Add an option TARGET_HAS_LAZY_ICACHE that does not invalidate TBs upon
store, but instead tracks that the icache has become incoherent, and
provides a tb_flush_incoherent() function that the target may call to
bring the TB back to coherency.

XXX: docs/devel/tcg.rst says that this is not permitted because TB must
be coherent with memory to handle exceptions correctly... I'm not sure
where this is, maybe it can be worked around and is not a showstopper?
---
 accel/tcg/tb-internal.h  | 10 ++++++
 include/exec/tb-flush.h  |  3 ++
 accel/tcg/cputlb.c       | 15 +++++++--
 accel/tcg/tb-maint.c     | 73 ++++++++++++++++++++++++++++++++++++++++
 system/memory_ldst.c.inc |  2 +-
 5 files changed, 99 insertions(+), 4 deletions(-)

diff --git a/accel/tcg/tb-internal.h b/accel/tcg/tb-internal.h
index 68aa8d17f41..ccc59eac3f5 100644
--- a/accel/tcg/tb-internal.h
+++ b/accel/tcg/tb-internal.h
@@ -82,6 +82,16 @@ void tb_unlock_pages(TranslationBlock *);
 void tb_invalidate_phys_range_fast(ram_addr_t ram_addr,
                                    unsigned size,
                                    uintptr_t retaddr);
+#ifdef TARGET_HAS_LAZY_ICACHE
+void tb_store_to_phys_range(ram_addr_t ram_addr,
+                            unsigned size, uintptr_t retaddr);
+#else
+static inline void tb_store_to_phys_range(ram_addr_t ram_addr,
+                            unsigned size, uintptr_t retaddr)
+{
+    tb_invalidate_phys_range_fast(ram_addr, size, retaddr);
+}
+#endif
 #endif /* CONFIG_SOFTMMU */
 
 bool tb_invalidate_phys_page_unwind(tb_page_addr_t addr, uintptr_t pc);
diff --git a/include/exec/tb-flush.h b/include/exec/tb-flush.h
index 142c240d94c..1f8b718be57 100644
--- a/include/exec/tb-flush.h
+++ b/include/exec/tb-flush.h
@@ -23,6 +23,9 @@
  */
 void tb_flush(CPUState *cs);
 
+/* like tb_flush() but only flush incoherent blocks */
+void tb_flush_incoherent(CPUState *cpu);
+
 void tcg_flush_jmp_cache(CPUState *cs);
 
 #endif /* _TB_FLUSH_H_ */
diff --git a/accel/tcg/cputlb.c b/accel/tcg/cputlb.c
index 500c8d3adc0..2a19c82e5d4 100644
--- a/accel/tcg/cputlb.c
+++ b/accel/tcg/cputlb.c
@@ -1338,18 +1338,27 @@ static void notdirty_write(CPUState *cpu, vaddr mem_vaddr, unsigned size,
                            CPUTLBEntryFull *full, uintptr_t retaddr)
 {
     ram_addr_t ram_addr = mem_vaddr + full->xlat_section;
+    uint8_t mask;
 
     trace_memory_notdirty_write_access(mem_vaddr, ram_addr, size);
 
     if (!cpu_physical_memory_get_dirty_flag(ram_addr, DIRTY_MEMORY_CODE)) {
-        tb_invalidate_phys_range_fast(ram_addr, size, retaddr);
+        tb_store_to_phys_range(ram_addr, size, retaddr);
     }
 
     /*
      * Set both VGA and migration bits for simplicity and to remove
-     * the notdirty callback faster.
+     * the notdirty callback faster.

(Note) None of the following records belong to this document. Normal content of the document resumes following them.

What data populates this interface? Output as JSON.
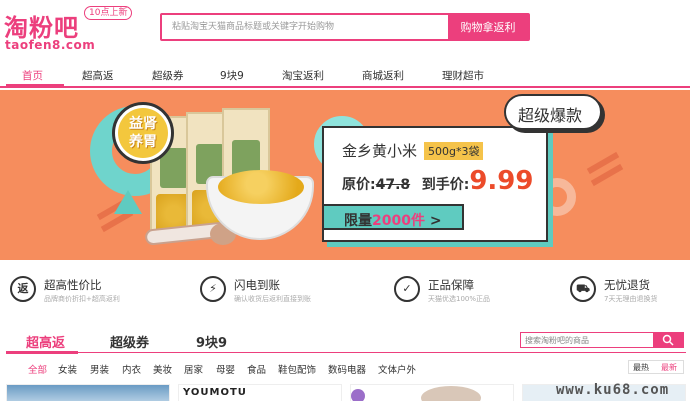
{
  "header": {
    "logo_main": "淘粉吧",
    "logo_sub": "taofen8.com",
    "logo_tag": "10点上新",
    "search_placeholder": "粘贴淘宝天猫商品标题或关键字开始购物",
    "search_button": "购物拿返利"
  },
  "nav": {
    "items": [
      {
        "label": "首页",
        "active": true
      },
      {
        "label": "超高返"
      },
      {
        "label": "超级券"
      },
      {
        "label": "9块9"
      },
      {
        "label": "淘宝返利"
      },
      {
        "label": "商城返利"
      },
      {
        "label": "理财超市"
      }
    ]
  },
  "banner": {
    "badge_line1": "益肾",
    "badge_line2": "养胃",
    "burst": "超级爆款",
    "product_title": "金乡黄小米",
    "product_spec": "500g*3袋",
    "original_label": "原价:",
    "original_price": "47.8",
    "now_label": "到手价:",
    "now_price": "9.99",
    "limit_prefix": "限量",
    "limit_num": "2000件",
    "limit_suffix": ">"
  },
  "features": [
    {
      "icon": "返",
      "title": "超高性价比",
      "desc": "品牌商价折扣+超高返利"
    },
    {
      "icon": "⚡",
      "title": "闪电到账",
      "desc": "确认收货后返利直接到账"
    },
    {
      "icon": "✓",
      "title": "正品保障",
      "desc": "天猫优选100%正品"
    },
    {
      "icon": "⛟",
      "title": "无忧退货",
      "desc": "7天无理由退换货"
    }
  ],
  "tabs": [
    {
      "label": "超高返",
      "active": true
    },
    {
      "label": "超级券"
    },
    {
      "label": "9块9"
    }
  ],
  "mini_search_placeholder": "搜索淘粉吧的商品",
  "categories": [
    {
      "label": "全部",
      "active": true
    },
    {
      "label": "女装"
    },
    {
      "label": "男装"
    },
    {
      "label": "内衣"
    },
    {
      "label": "美妆"
    },
    {
      "label": "居家"
    },
    {
      "label": "母婴"
    },
    {
      "label": "食品"
    },
    {
      "label": "鞋包配饰"
    },
    {
      "label": "数码电器"
    },
    {
      "label": "文体户外"
    }
  ],
  "sort": {
    "hot": "最热",
    "new": "最新"
  },
  "products": {
    "brand2": "YOUMOTU",
    "p3_letter": "M"
  },
  "watermark": "www.ku68.com",
  "colors": {
    "brand": "#ec3f7d",
    "banner_bg": "#f68d5d",
    "teal": "#5fcbc0",
    "price": "#ec4b2a"
  }
}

Incoherent icache also sets the
+     * code bit because incoherency is tracked and resolved in the TB
+     * code.
      */
-    cpu_physical_memory_set_dirty_range(ram_addr, size, DIRTY_CLIENTS_NOCODE);
+#ifdef TARGET_HAS_LAZY_ICACHE
+    mask = DIRTY_CLIENTS_ALL;
+#else
+    mask = DIRTY_CLIENTS_NOCODE;
+#endif
+
+    cpu_physical_memory_set_dirty_range(ram_addr, size, mask);
 
     /* We remove the notdirty callback only if the code has been flushed. */
     if (!cpu_physical_memory_is_clean(ram_addr)) {
diff --git a/accel/tcg/tb-maint.c b/accel/tcg/tb-maint.c
index 3f1bebf6ab5..4f634469456 100644
--- a/accel/tcg/tb-maint.c
+++ b/accel/tcg/tb-maint.c
@@ -60,10 +60,20 @@ static bool tb_cmp(const void *ap, const void *bp)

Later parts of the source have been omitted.